2. Keluarga mampu melakukan hal berikut.
a. Membantu pasien untuk mengungkapkan keyakinannya sesuai kenyataan.
b. Membantu pasien melakukan kegiatan-kegiatan sesuai dengan kemampuan dan
kebutuhan pasien.
c. Membantu pasien menggunakan obat dengan benar dan patuh.
Perilaku Kekerasan
2.1.Pengertian
Perilaku kekerasan merupakan bagian dari rentang respons marah yang paling
maladaptif, yaitu amuk. Marah merupakan perasaan jengkel yang timbul sebagai
respons terhadap kecemasan (kebutuhan yang tidak terpenuhi) yang dirasakan sebagai
ancaman. (Stuart dan Sundeen, 1991).
2.2.Tanda Dan Gejala Perilaku Marah
1. Emosi
a. Tidak adekuat
b. Tidak aman
c. Rasa terganggu
d. Marah (dendam)
e. Jengkel
2. Intelektual
a. Mendominasi
b. Bawel
c. Sarkasme
d. Berdebat
e. Meremehkan
3. Fisik
a. Muka merah
b. Pandangan tajam
c. Napas pendek
d. Keringat
e. Sakit fisik
f. Penyalahgunaan zat
g. Tekanan darah meningkat
4. Spiritual
Kemahakuasaan
Kebijakan/kebenaran diri
Keraguan
Tidak bermoral
Kebejatan
Kreativitas terlambat
5. Sosial
Menarik diri
Pengasingan
Penolakan
Kekerasan
Ejekan
Humor
2.3.Proses Keperwatan
2.3.1. Pengkajian
1. Faktor Predisposisi
Psikoanalisis
Teori ini menyatakan bahwa perilaku agresif adalah merupakan hasil
dari dorongan insting (instinctual drives).
Psikologis
Berdasarkan teori frustasi-agresif, agresivitas timbul sebagai hasil dari
peningkatan frustasi.

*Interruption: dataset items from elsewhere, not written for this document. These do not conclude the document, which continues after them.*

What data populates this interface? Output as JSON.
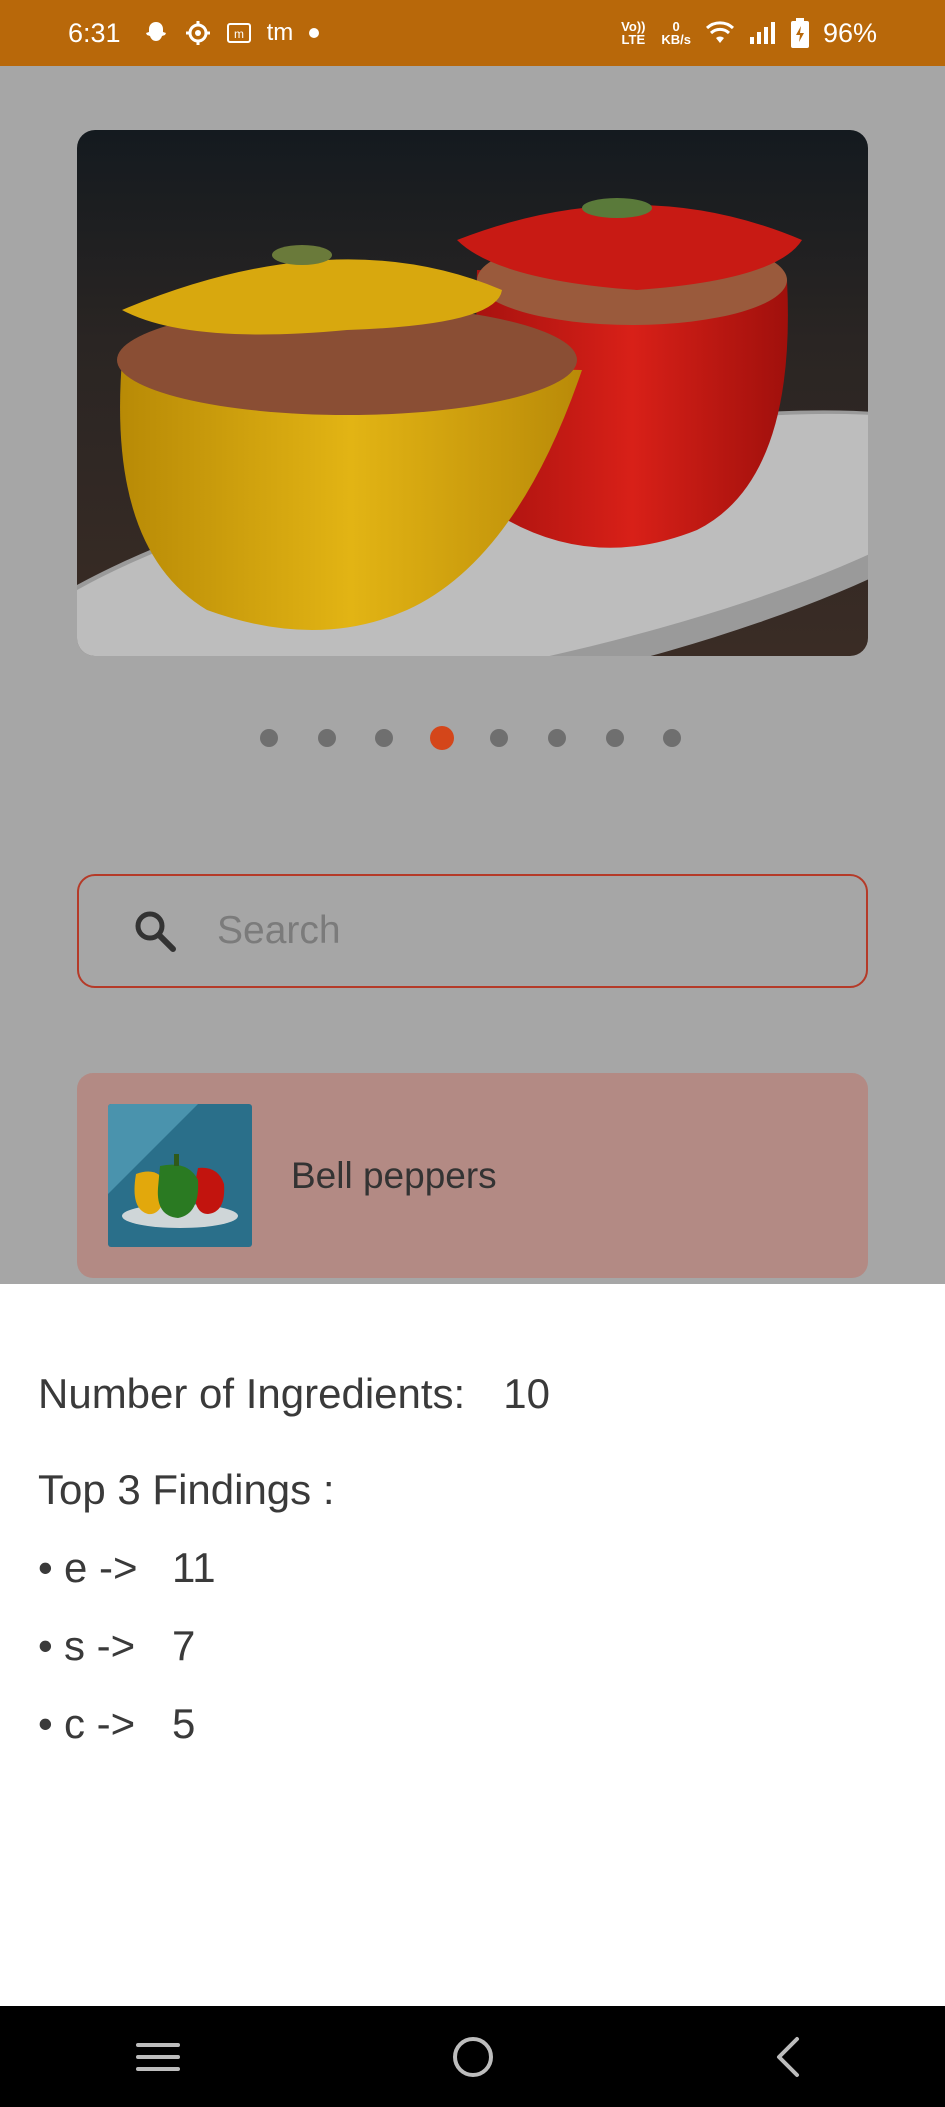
{
  "status_bar": {
    "time": "6:31",
    "volte": "Vo)) LTE",
    "net_speed_value": "0",
    "net_speed_unit": "KB/s",
    "battery": "96%",
    "icons": [
      "snapchat-icon",
      "settings-icon",
      "m-app-icon",
      "tm-app-icon",
      "dot-icon",
      "volte-icon",
      "wifi-icon",
      "signal-icon",
      "battery-icon"
    ],
    "tm_label": "tm"
  },
  "carousel": {
    "image": "stuffed-peppers-image",
    "dots_total": 8,
    "active_index": 3
  },
  "search": {
    "placeholder": "Search"
  },
  "result": {
    "label": "Bell peppers",
    "thumbnail": "bell-peppers-thumbnail"
  },
  "sheet": {
    "ingredients_label": "Number of Ingredients:",
    "ingredients_value": "10",
    "findings_title": "Top 3 Findings :",
    "findings": [
      {
        "bullet": "•",
        "key": "e ->",
        "value": "11"
      },
      {
        "bullet": "•",
        "key": "s ->",
        "value": "7"
      },
      {
        "bullet": "•",
        "key": "c ->",
        "value": "5"
      }
    ]
  },
  "nav": {
    "buttons": [
      "menu-icon",
      "home-icon",
      "back-icon"
    ]
  },
  "colors": {
    "status_bar": "#b8680a",
    "accent": "#d4461a",
    "card": "#b38a84",
    "dim_background": "#a6a6a6"
  }
}
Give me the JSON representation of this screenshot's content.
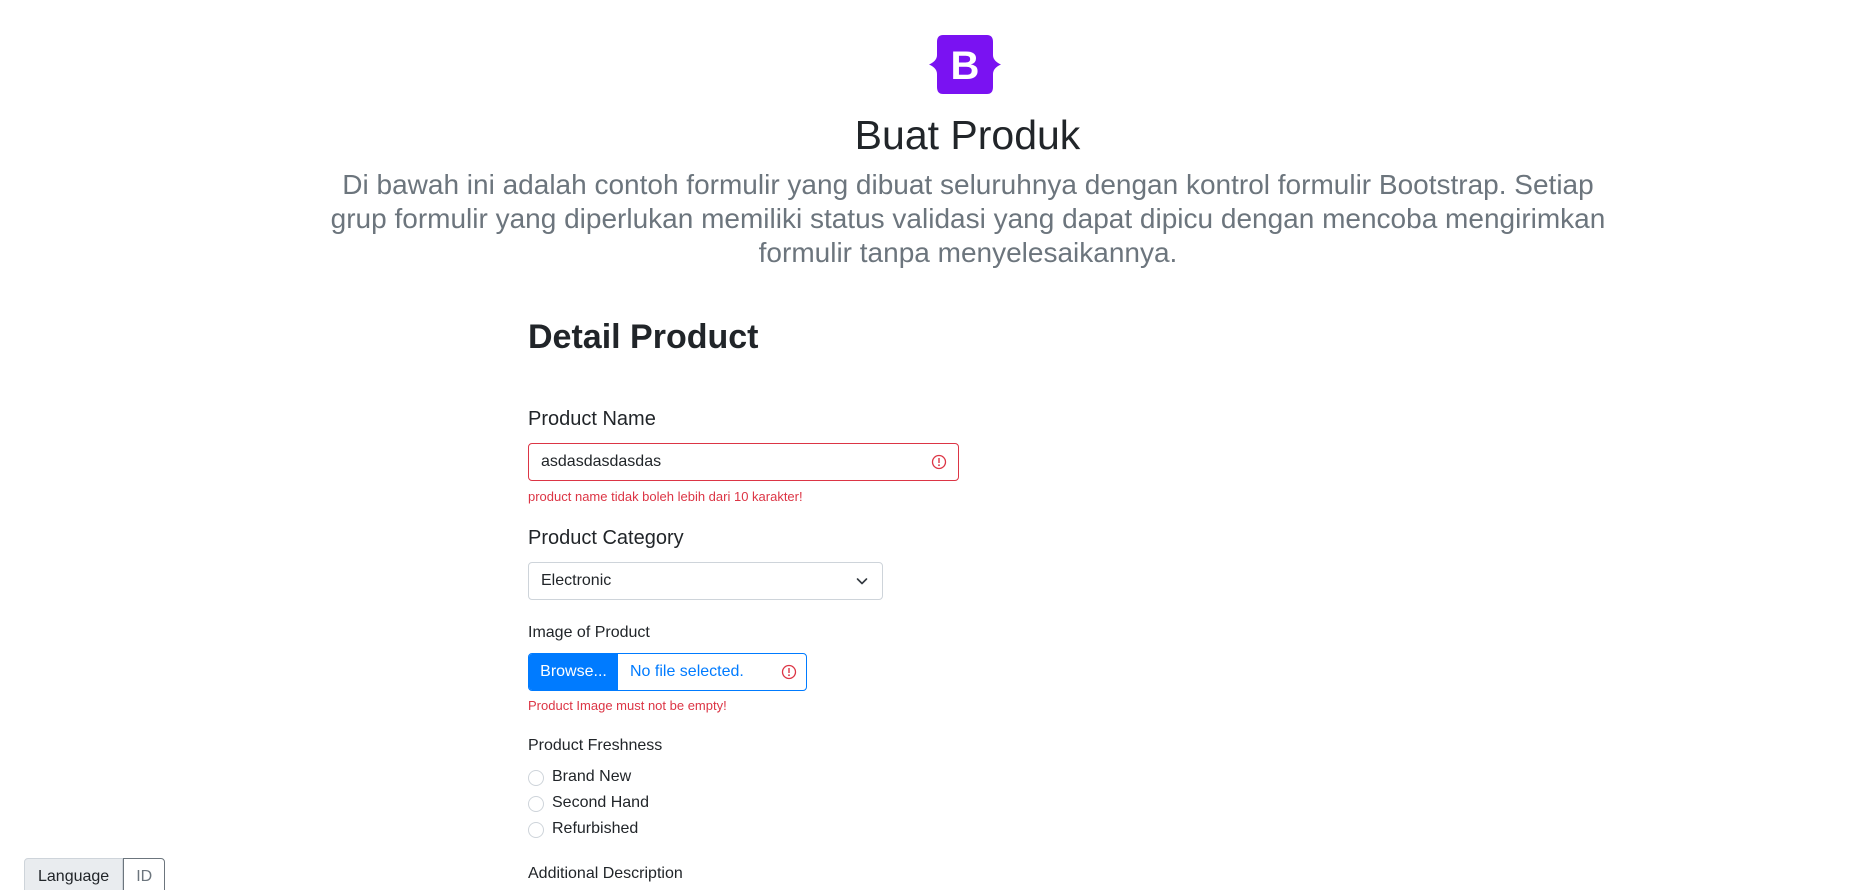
{
  "header": {
    "logo_letter": "B",
    "brand_color": "#7a12f2",
    "title": "Buat Produk",
    "lead": "Di bawah ini adalah contoh formulir yang dibuat seluruhnya dengan kontrol formulir Bootstrap. Setiap grup formulir yang diperlukan memiliki status validasi yang dapat dipicu dengan mencoba mengirimkan formulir tanpa menyelesaikannya."
  },
  "form": {
    "section_title": "Detail Product",
    "product_name": {
      "label": "Product Name",
      "value": "asdasdasdasdas",
      "error": "product name tidak boleh lebih dari 10 karakter!"
    },
    "product_category": {
      "label": "Product Category",
      "selected": "Electronic"
    },
    "product_image": {
      "label": "Image of Product",
      "button_label": "Browse...",
      "file_text": "No file selected.",
      "error": "Product Image must not be empty!"
    },
    "product_freshness": {
      "label": "Product Freshness",
      "options": [
        "Brand New",
        "Second Hand",
        "Refurbished"
      ]
    },
    "additional_description": {
      "label": "Additional Description"
    }
  },
  "language": {
    "label": "Language",
    "value": "ID"
  },
  "colors": {
    "danger": "#dc3545",
    "primary": "#007bff",
    "muted": "#6c757d"
  }
}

Tujuan yang tidak tercapai dapat menyebabkan
frustasi berkepanjangan.
Biologis
Bagian-bagian otak yang berhubungan dengan terjadinya agresivitas
sebagai berikut.
1.) Sistem limbik
Merupakan organ yang mengatur dorongan dasar dan ekspresi
emosi serta perilaku seperti makan, agresif, dan respons seksual.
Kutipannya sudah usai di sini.